Segundo Luís Filipe Tavares, na escolha do Ceasar de Paço para cônsul honorário, esteve sempre de “boa fé”, baseando-se no fato de ter sido cônsul honorário de Portugal por vários anos, de ser uma pessoa “bem colocada e considerada” na sociedade americana e de pretender investir em Cabo Verde, tendo os recursos próprios necessários.

O ex-governante afirmou, ainda, que baseou-se também nas informações a respeito do mesmo obtidas de fontes independentes e credíveis, sendo que não inquiriu sobre as simpatias políticas do César do Paço, no contexto americano e português, guiado pela “inabalável crença na liberdade de escolha político-partidária que deve ser reconhecida a todos os cidadãos, sem qualquer distinção”.

Segundo ainda a Inforpress, Tavares tem “firme convição” de que as simpatias políticas “são irrelevantes” no critério de escolha de cônsules honorários ou qualquer outro cargo, acrescentando que Cabo Verde “não deve imiscuir-se” nas questões partidárias de outros países, nem permitir que tais questões interfiram nas suas escolhas, do mesmo modo que “não aceita a interferência de partidos políticos estrangeiros nas questões internas do país”.

“Para mim, a prova cabal da probidade do Dr. de Paço foi o exequatur que lhe foi concedido pelas autoridades americanas. Tal facto, não me suscitou a necessidade de indagações suplementares. Estou de consciência tranquila dada pela convição que, neste caso e noutros, procurei sempre fazer o meu melhor para servir Cabo Verde”, sublinhou.

Reportagem "A Grande ilusão: cifrões e outros demónios" e danos ao MpD

Na reportagem de investigação intitulada “A Grande ilusão: cifrões e outros demónios”, divulgada esta segunda-feira na SIC, César do Paço é apontado como principal financiador do Chega, partido da extrema-direita de Portugal.

As informações divulgadas apontam ainda que César do Paço foi acusado em 1991 em Portugal de crime de roubo qualificado, tendo o Ministério Público decretado a sua prisão preventiva, seguindo de um mandado de captura.
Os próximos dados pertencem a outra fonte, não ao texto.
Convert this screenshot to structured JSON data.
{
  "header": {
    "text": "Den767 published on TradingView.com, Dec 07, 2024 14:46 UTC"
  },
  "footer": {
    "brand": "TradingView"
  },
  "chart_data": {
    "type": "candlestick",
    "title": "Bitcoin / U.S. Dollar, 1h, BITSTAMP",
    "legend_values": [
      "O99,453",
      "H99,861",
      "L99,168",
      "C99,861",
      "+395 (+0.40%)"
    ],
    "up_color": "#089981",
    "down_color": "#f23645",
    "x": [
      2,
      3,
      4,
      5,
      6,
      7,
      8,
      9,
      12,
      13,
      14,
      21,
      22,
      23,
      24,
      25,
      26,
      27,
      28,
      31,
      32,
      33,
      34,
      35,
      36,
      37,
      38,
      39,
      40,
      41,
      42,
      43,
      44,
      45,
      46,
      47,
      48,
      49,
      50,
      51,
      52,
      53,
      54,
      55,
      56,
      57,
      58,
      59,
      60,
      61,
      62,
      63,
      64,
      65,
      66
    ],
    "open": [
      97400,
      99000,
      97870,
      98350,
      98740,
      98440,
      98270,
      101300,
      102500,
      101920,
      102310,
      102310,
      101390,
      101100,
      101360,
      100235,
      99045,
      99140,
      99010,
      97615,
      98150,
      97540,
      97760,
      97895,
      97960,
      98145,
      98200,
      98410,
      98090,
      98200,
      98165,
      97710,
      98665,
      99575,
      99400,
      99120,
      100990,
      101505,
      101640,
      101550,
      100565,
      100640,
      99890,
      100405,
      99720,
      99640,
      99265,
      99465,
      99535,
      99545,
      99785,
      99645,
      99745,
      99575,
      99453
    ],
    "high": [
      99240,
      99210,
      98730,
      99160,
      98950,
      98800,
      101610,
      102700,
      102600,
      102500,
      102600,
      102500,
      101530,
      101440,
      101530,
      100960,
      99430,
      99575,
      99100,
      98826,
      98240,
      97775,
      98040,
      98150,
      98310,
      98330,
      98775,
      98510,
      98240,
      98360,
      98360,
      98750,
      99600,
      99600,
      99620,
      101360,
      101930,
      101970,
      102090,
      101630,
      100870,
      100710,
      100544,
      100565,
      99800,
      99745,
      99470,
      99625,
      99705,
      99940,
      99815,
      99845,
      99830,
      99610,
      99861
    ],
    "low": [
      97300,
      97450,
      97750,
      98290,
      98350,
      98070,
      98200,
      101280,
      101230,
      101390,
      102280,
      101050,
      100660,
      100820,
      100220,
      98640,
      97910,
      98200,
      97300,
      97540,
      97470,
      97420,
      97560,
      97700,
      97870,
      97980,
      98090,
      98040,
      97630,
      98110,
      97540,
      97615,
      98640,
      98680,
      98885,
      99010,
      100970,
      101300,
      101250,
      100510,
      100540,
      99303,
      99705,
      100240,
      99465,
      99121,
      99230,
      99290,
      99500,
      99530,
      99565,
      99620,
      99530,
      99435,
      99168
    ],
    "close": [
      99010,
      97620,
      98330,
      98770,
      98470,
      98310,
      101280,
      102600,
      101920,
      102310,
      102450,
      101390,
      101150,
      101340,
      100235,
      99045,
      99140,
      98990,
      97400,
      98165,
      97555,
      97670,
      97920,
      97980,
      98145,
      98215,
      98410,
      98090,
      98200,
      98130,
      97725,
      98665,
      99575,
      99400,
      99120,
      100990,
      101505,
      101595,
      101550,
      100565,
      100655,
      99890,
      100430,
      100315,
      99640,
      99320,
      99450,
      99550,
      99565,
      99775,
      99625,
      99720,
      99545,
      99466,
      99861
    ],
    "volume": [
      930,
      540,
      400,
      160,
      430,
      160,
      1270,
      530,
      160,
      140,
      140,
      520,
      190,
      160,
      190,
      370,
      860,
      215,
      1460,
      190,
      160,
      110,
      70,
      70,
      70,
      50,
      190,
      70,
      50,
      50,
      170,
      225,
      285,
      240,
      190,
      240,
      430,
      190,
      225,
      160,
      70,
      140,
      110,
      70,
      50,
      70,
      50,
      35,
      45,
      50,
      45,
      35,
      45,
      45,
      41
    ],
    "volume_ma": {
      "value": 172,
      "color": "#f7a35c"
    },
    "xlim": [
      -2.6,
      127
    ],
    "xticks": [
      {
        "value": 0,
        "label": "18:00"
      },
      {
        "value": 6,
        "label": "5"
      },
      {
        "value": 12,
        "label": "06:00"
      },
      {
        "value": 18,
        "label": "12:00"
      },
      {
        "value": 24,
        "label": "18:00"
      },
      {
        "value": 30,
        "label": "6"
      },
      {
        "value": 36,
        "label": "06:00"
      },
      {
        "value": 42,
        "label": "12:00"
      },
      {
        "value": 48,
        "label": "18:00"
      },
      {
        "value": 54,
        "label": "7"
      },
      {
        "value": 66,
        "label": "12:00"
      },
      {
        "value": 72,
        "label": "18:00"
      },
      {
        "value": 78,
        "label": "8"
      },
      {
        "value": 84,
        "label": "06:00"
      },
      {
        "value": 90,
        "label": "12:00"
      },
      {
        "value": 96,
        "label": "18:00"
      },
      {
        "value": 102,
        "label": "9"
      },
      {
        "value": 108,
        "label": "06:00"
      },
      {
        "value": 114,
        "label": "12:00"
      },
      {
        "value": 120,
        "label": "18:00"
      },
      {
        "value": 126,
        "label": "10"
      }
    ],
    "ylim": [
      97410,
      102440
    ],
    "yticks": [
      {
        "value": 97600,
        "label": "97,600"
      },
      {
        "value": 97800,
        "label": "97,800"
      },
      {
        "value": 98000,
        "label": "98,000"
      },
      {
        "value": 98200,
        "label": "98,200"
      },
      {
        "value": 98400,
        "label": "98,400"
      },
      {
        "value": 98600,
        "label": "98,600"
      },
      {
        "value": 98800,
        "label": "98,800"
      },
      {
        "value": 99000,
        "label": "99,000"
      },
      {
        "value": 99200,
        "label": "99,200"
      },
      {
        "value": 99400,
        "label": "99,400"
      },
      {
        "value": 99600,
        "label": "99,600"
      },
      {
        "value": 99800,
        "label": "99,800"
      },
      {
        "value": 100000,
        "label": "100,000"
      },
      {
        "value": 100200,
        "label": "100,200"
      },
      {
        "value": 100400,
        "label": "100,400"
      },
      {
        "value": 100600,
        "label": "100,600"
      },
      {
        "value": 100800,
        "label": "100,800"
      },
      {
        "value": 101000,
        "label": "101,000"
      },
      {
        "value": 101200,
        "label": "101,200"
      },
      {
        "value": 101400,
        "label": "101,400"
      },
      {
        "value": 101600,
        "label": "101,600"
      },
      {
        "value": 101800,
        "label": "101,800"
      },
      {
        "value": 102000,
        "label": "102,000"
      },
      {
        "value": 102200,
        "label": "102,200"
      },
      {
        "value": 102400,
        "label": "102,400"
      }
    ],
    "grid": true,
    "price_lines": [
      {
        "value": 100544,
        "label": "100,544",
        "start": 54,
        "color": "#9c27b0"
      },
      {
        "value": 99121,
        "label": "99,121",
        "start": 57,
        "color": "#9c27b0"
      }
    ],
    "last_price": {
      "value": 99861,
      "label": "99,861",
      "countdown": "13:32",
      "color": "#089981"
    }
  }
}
Contudo, não chegou a ser julgado porque fugiu.

Entretanto, pelos comentários que surgem nas redes sociais e órgãos da comunicação social, o caso está a provocar estragos no sistema MpD e no governo de Ulisses Correia e Silva.

A demissão, esta terça-feira, do Ministro de Negócios Estrangeiros e da Defesa é a primeira consequência politica deste caso, mas podem surgir outras, já que, seguindo a grande reportagem da SIC e outros órgãos da imprensa internacional, outros elementos do partido ventoinha são referidos com supostas ligações ao Cônsul Ceasar do Paço (ver foto), nomeadamente Carlos Veiga, que foi o penúltimo Embaixador de Cabo Verde nos EUA.